The world at large knows Disney as the family-friendly cultural behemoth that is responsible for almost single-handedly putting animated films on the map. While people are also aware that Disney is the most successful production company in history, few realize just how big the company is, and the vast areas of work the company is actively involved in.
The Disney Research team, spread out all over the world and drawing from a global talent pool, is responsible for a number of significant innovations. The latest topic that Disney has published a research paper on promises to revolutionize the way surveillance is carried out.
The cameras you see clipped to the corners of walls in commercial spaces provide a continuous feed of their recording to the establishment’s security personnel. It’s up to the personnel to keep an eye out for any person caught in the recording who might constitute a threat to the area.
Of course, such individuals can hardly be expected to stand in one area to be continuously tracked by the same camera long enough for security to find them. The person will be constantly moving between different parts of the establishment, showing up on different camera feeds that will all need to be kept an eye on by the security personnel to track the person’s movements.
New image recognition software is being developed which will take over the tracking part of surveillance. It’s the same type of software already being used by Facebook and various other sites to confirm the identity of their users.
While current software works great when the subject is staring right at the camera and standing very still, things get more tricky when the person caught on camera is moving around. Different parts of the face get varying amounts of light at different angles. Subtle movements of the face or body can throw off the software’s recognition capacity. The Software can be confused well enough to allow the individual under surveillance to slip out of view simply due to random background objects. Or differently colored hair. Or sunglasses.
A Patchy Solution
For some time now, Disney has been working on improving the image-recognition ability of the many, many security cameras installed all over the Magic Kingdom.

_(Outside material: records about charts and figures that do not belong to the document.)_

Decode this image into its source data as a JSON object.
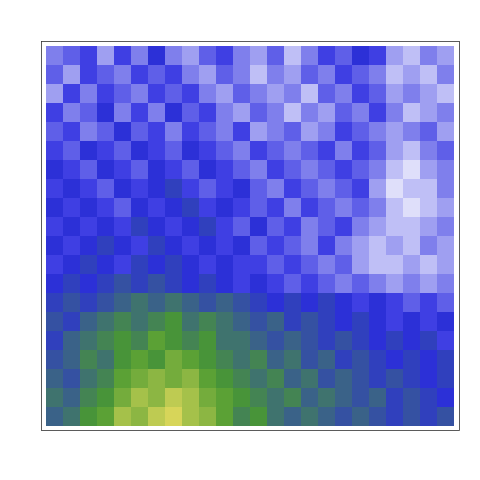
{
  "chart_data": {
    "type": "heatmap",
    "tick_labels": false,
    "grid": false,
    "colors": [
      "#ffffff",
      "#2a2ae0",
      "#4a9a30",
      "#f0e060"
    ],
    "zlim": [
      0,
      1
    ],
    "cells": [
      [
        0.2,
        0.25,
        0.3,
        0.15,
        0.3,
        0.2,
        0.35,
        0.2,
        0.15,
        0.25,
        0.3,
        0.2,
        0.15,
        0.25,
        0.1,
        0.2,
        0.3,
        0.25,
        0.35,
        0.3,
        0.15,
        0.1,
        0.2,
        0.15
      ],
      [
        0.25,
        0.15,
        0.3,
        0.25,
        0.2,
        0.3,
        0.25,
        0.3,
        0.2,
        0.15,
        0.25,
        0.2,
        0.1,
        0.2,
        0.15,
        0.25,
        0.2,
        0.3,
        0.25,
        0.2,
        0.1,
        0.15,
        0.1,
        0.2
      ],
      [
        0.15,
        0.3,
        0.2,
        0.3,
        0.25,
        0.2,
        0.3,
        0.25,
        0.3,
        0.2,
        0.15,
        0.25,
        0.2,
        0.15,
        0.2,
        0.1,
        0.25,
        0.2,
        0.3,
        0.25,
        0.15,
        0.2,
        0.15,
        0.1
      ],
      [
        0.3,
        0.2,
        0.25,
        0.35,
        0.2,
        0.3,
        0.2,
        0.35,
        0.25,
        0.3,
        0.2,
        0.15,
        0.25,
        0.2,
        0.1,
        0.2,
        0.15,
        0.25,
        0.2,
        0.3,
        0.2,
        0.1,
        0.15,
        0.2
      ],
      [
        0.25,
        0.3,
        0.2,
        0.25,
        0.35,
        0.25,
        0.3,
        0.2,
        0.3,
        0.25,
        0.2,
        0.3,
        0.15,
        0.2,
        0.25,
        0.15,
        0.2,
        0.3,
        0.25,
        0.2,
        0.15,
        0.2,
        0.25,
        0.15
      ],
      [
        0.3,
        0.25,
        0.35,
        0.3,
        0.25,
        0.35,
        0.3,
        0.25,
        0.35,
        0.3,
        0.25,
        0.2,
        0.3,
        0.25,
        0.2,
        0.25,
        0.3,
        0.2,
        0.3,
        0.25,
        0.15,
        0.1,
        0.2,
        0.25
      ],
      [
        0.35,
        0.3,
        0.25,
        0.35,
        0.3,
        0.25,
        0.35,
        0.3,
        0.25,
        0.35,
        0.3,
        0.25,
        0.2,
        0.3,
        0.25,
        0.2,
        0.25,
        0.3,
        0.25,
        0.2,
        0.1,
        0.05,
        0.15,
        0.2
      ],
      [
        0.3,
        0.35,
        0.3,
        0.25,
        0.35,
        0.3,
        0.35,
        0.4,
        0.3,
        0.25,
        0.3,
        0.35,
        0.25,
        0.2,
        0.3,
        0.25,
        0.2,
        0.25,
        0.3,
        0.15,
        0.05,
        0.1,
        0.1,
        0.2
      ],
      [
        0.35,
        0.3,
        0.35,
        0.3,
        0.25,
        0.35,
        0.3,
        0.35,
        0.4,
        0.3,
        0.35,
        0.3,
        0.25,
        0.3,
        0.2,
        0.3,
        0.25,
        0.2,
        0.25,
        0.2,
        0.1,
        0.05,
        0.1,
        0.15
      ],
      [
        0.3,
        0.35,
        0.3,
        0.35,
        0.3,
        0.4,
        0.35,
        0.3,
        0.35,
        0.4,
        0.3,
        0.25,
        0.35,
        0.25,
        0.3,
        0.2,
        0.25,
        0.3,
        0.2,
        0.15,
        0.1,
        0.1,
        0.15,
        0.2
      ],
      [
        0.35,
        0.3,
        0.35,
        0.4,
        0.35,
        0.3,
        0.4,
        0.35,
        0.3,
        0.35,
        0.3,
        0.35,
        0.25,
        0.3,
        0.25,
        0.2,
        0.3,
        0.2,
        0.15,
        0.1,
        0.15,
        0.1,
        0.2,
        0.15
      ],
      [
        0.3,
        0.35,
        0.4,
        0.35,
        0.3,
        0.4,
        0.35,
        0.4,
        0.35,
        0.3,
        0.35,
        0.3,
        0.3,
        0.25,
        0.3,
        0.25,
        0.2,
        0.25,
        0.15,
        0.1,
        0.1,
        0.15,
        0.1,
        0.15
      ],
      [
        0.35,
        0.4,
        0.35,
        0.4,
        0.45,
        0.4,
        0.45,
        0.4,
        0.35,
        0.4,
        0.35,
        0.3,
        0.35,
        0.3,
        0.25,
        0.3,
        0.25,
        0.2,
        0.25,
        0.2,
        0.15,
        0.2,
        0.15,
        0.2
      ],
      [
        0.4,
        0.45,
        0.4,
        0.45,
        0.5,
        0.55,
        0.5,
        0.55,
        0.5,
        0.45,
        0.5,
        0.45,
        0.4,
        0.35,
        0.4,
        0.35,
        0.4,
        0.35,
        0.3,
        0.35,
        0.3,
        0.25,
        0.3,
        0.25
      ],
      [
        0.45,
        0.4,
        0.5,
        0.55,
        0.6,
        0.55,
        0.6,
        0.65,
        0.55,
        0.6,
        0.55,
        0.5,
        0.45,
        0.5,
        0.4,
        0.45,
        0.4,
        0.35,
        0.4,
        0.35,
        0.3,
        0.35,
        0.3,
        0.35
      ],
      [
        0.4,
        0.5,
        0.55,
        0.6,
        0.65,
        0.6,
        0.7,
        0.65,
        0.6,
        0.65,
        0.55,
        0.55,
        0.5,
        0.45,
        0.5,
        0.45,
        0.4,
        0.45,
        0.4,
        0.35,
        0.4,
        0.35,
        0.4,
        0.3
      ],
      [
        0.45,
        0.5,
        0.6,
        0.55,
        0.65,
        0.7,
        0.65,
        0.75,
        0.7,
        0.65,
        0.6,
        0.55,
        0.6,
        0.5,
        0.55,
        0.45,
        0.5,
        0.4,
        0.45,
        0.4,
        0.35,
        0.4,
        0.35,
        0.4
      ],
      [
        0.5,
        0.45,
        0.55,
        0.6,
        0.7,
        0.75,
        0.8,
        0.75,
        0.8,
        0.7,
        0.65,
        0.6,
        0.55,
        0.6,
        0.5,
        0.55,
        0.45,
        0.5,
        0.45,
        0.4,
        0.45,
        0.4,
        0.35,
        0.4
      ],
      [
        0.55,
        0.5,
        0.6,
        0.65,
        0.75,
        0.85,
        0.8,
        0.9,
        0.85,
        0.75,
        0.7,
        0.65,
        0.6,
        0.55,
        0.6,
        0.5,
        0.55,
        0.5,
        0.45,
        0.5,
        0.4,
        0.45,
        0.4,
        0.35
      ],
      [
        0.5,
        0.55,
        0.65,
        0.7,
        0.85,
        0.8,
        0.9,
        0.95,
        0.85,
        0.8,
        0.7,
        0.6,
        0.65,
        0.55,
        0.5,
        0.55,
        0.5,
        0.45,
        0.5,
        0.45,
        0.4,
        0.45,
        0.4,
        0.45
      ]
    ]
  }
}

The solution they’ve come up with is as elegantly simple at the theoretical level as the actual work put into it is complicated. Basically, instead of having the software identify the full face of an individual and trying to track it across different feeds, the new program identifies tiny, rectangular sub-regions of the person’s face called ‘Patches’. Identifying individual patches instead of the full face means the software has to do several times more work to process the image than it currently does.
But the software’s image-recognition ability also improves significantly. Since the software is now using a composite of different parts of the individual’s face and body, even if those parts show up under different lighting and background condition, they become far easier to identify and track.
Experiments conducted by the research team have already proven that this new system of identification works much better than earlier-used detection systems.
So how soon will we see this new and improved form of video surveillance hit the streets of The Magic Kingdom? That’s hard to say. The research that has gone into designing the software is solid, but also very recent. A host of real-world experiments will have to take place before the project is given the green signal. Which means you can rest easy for now knowing the cameras won’t be able to track you after you punch out random employees on a visit to Disneyland and try to make a break for it.
Once the software does see wide-scale deployment in the coming years, it will significantly raise the standard of satellite surveillance operations. In the past, some of the worst accidents have occurred because automated drones had been unable to properly identify and track their targets, and innocent people ended up paying the price for that mistake. This new software should go a long way towards making the work of tracking criminals easier for law enforcement, with the improved data sets obtained by the software from the video also carrying more weight in court.
Of course, there is that inevitable flip side of the research pertaining to the privacy issues that crop up whenever the topic of surveillance comes up. How soon before you get illegal drones relentlessly stalking celebs in their private lives, no matter how hard they try to dodge the drone’s camera? How soon until every single step you take outside your house is caught up on some sort of government camera that can track your movements no matter where you go or what you look like?